Egipt wyprzedza Turcję
Bezkonkurencyjny jest Egipt. Ten kierunek wybiera blisko połowa (48,2 proc.) klientów biur podróży. "To wynik niemal dwukrotnie lepszy niż w analogicznym okresie 2022 roku – wówczas rezerwacje do Egiptu stanowiły niecałe 26 proc. Ale wówczas było sporo drożej, bo 4500 zł od osoby. Teraz 'egipskie' święta są o 1000 zł tańsze, bo klienci płacą przeciętnie 3500 zł" - zwrócił uwagę Radosław Damasiewicz, prezes Travelplanet.pl.
Nieco ponad 11 proc. klientów chce ten czas spędzić w Turcji. Za wypoczynek w tym kraju w czasie świąt trzeba zapłacić średnio 2449 zł za osobę, podczas gdy w 2022 roku było to 3086 zł.

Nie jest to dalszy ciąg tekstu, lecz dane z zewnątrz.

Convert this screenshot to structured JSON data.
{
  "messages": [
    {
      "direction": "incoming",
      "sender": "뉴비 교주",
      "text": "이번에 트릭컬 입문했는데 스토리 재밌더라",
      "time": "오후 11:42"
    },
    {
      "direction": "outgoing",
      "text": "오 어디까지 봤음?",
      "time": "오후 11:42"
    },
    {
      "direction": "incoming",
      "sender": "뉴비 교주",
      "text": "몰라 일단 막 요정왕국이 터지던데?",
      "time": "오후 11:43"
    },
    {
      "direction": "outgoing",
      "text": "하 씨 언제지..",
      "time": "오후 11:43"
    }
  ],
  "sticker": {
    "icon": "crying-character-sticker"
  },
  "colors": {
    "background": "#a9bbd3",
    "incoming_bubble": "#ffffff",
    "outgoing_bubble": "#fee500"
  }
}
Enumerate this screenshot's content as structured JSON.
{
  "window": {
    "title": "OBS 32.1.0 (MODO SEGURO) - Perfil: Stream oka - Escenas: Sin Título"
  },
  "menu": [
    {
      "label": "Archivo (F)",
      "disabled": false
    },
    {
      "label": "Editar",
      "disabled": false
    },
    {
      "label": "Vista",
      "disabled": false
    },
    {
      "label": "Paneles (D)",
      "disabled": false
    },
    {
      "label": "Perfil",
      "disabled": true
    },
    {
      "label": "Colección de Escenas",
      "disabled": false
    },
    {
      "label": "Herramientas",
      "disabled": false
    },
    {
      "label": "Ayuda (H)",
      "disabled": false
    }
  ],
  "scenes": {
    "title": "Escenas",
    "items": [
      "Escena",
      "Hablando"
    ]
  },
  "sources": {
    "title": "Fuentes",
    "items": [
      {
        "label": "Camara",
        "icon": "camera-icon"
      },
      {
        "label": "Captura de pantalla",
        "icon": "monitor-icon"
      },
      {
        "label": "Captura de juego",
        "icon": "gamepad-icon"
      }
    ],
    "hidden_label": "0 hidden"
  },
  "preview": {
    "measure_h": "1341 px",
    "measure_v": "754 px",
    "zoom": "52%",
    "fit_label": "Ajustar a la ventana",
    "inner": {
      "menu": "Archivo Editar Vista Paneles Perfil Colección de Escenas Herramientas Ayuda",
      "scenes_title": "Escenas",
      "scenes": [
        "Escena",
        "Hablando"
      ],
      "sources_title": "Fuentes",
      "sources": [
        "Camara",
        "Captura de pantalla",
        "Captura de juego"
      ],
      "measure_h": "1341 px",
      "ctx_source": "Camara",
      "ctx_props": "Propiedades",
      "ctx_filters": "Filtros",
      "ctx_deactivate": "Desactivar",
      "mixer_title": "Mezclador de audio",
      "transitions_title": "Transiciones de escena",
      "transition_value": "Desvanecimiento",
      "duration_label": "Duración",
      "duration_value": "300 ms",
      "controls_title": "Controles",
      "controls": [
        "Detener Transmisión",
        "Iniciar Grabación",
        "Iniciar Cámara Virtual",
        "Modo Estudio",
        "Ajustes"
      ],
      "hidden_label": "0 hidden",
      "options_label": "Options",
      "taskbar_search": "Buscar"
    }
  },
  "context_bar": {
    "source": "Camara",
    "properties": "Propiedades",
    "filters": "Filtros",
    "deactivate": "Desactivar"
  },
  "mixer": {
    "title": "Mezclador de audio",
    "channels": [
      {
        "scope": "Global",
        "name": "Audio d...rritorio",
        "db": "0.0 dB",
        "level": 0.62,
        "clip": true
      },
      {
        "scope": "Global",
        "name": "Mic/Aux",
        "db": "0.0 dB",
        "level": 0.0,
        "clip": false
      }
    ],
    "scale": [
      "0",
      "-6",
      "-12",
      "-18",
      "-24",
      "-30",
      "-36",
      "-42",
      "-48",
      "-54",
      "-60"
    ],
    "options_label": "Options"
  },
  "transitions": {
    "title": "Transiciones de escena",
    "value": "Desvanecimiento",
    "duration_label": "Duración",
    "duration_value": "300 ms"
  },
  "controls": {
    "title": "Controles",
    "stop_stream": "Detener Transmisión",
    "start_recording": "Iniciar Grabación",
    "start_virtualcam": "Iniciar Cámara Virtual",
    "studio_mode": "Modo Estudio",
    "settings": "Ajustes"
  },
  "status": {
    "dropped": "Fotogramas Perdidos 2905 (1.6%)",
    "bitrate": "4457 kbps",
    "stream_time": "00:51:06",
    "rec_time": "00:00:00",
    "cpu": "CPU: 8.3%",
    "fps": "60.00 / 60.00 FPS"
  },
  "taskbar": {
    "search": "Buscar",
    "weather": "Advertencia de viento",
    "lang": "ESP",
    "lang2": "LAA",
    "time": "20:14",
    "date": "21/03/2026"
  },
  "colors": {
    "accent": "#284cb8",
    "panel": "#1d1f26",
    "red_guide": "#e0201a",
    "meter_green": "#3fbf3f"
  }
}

Na trzecim miejscu znalazły się Wyspy Kanaryjskie, które wybrało 5 proc. klientów biur podróży. Za wypoczynek w tym regionie Hiszpanii trzeba zapłacić średnio 5026 zł za osobę. W analogicznym okresie przed rokiem było to 5472 zł.
Spora część turystów święta i Nowy Rok chce spędzić egzotycznie. Przede wszystkim na Zanzibarze, w Zjednoczonych Emiratach Arabskich i na Dominikanie, które w sumie odpowiadają za 8 proc. rezerwacji.
Co ciekawe, w pierwszej dziesiątce nie ma kierunków typowo narciarskich, jak Włochy czy Austria. Zdaniem Jarosława Kałuckiego, eksperta narciarskiego Travelplanet.pl, "to o tyle zrozumiałe, że miłośnicy białego szaleństwa czekają na komunikaty śniegowe zanim zdecydują o spędzeniu świąt w górach". "W ubiegłym roku, po grudniowych otwarciach stacji narciarskich, sporo z nich musiało zawiesić czasowo funkcjonowanie z powodu gwałtownego ocieplenia" - zauważył.
Z analizy wynika, że na razie narciarskie święta i Nowy Rok w górach to w sumie około 2 proc. rezerwacji.
"Oferty z wyżywieniem HB i z własnym dojazdem w renomowanych ośrodkach (Val di Sole, Ankogel – lodowiec Moeltall, Ski Juvel czy Wilder Kaiser Brixental w Tyrolu) zaczynają się od 1800 zł. Warto zauważyć, że to ok. 400 - 500 zł więcej niż trzeba zapłacić za analogiczne wyjazdy na grudniowe rozpoczęcie sezonu czy w niskim sezonie w styczniu" - wskazał Jarosław Kałucki.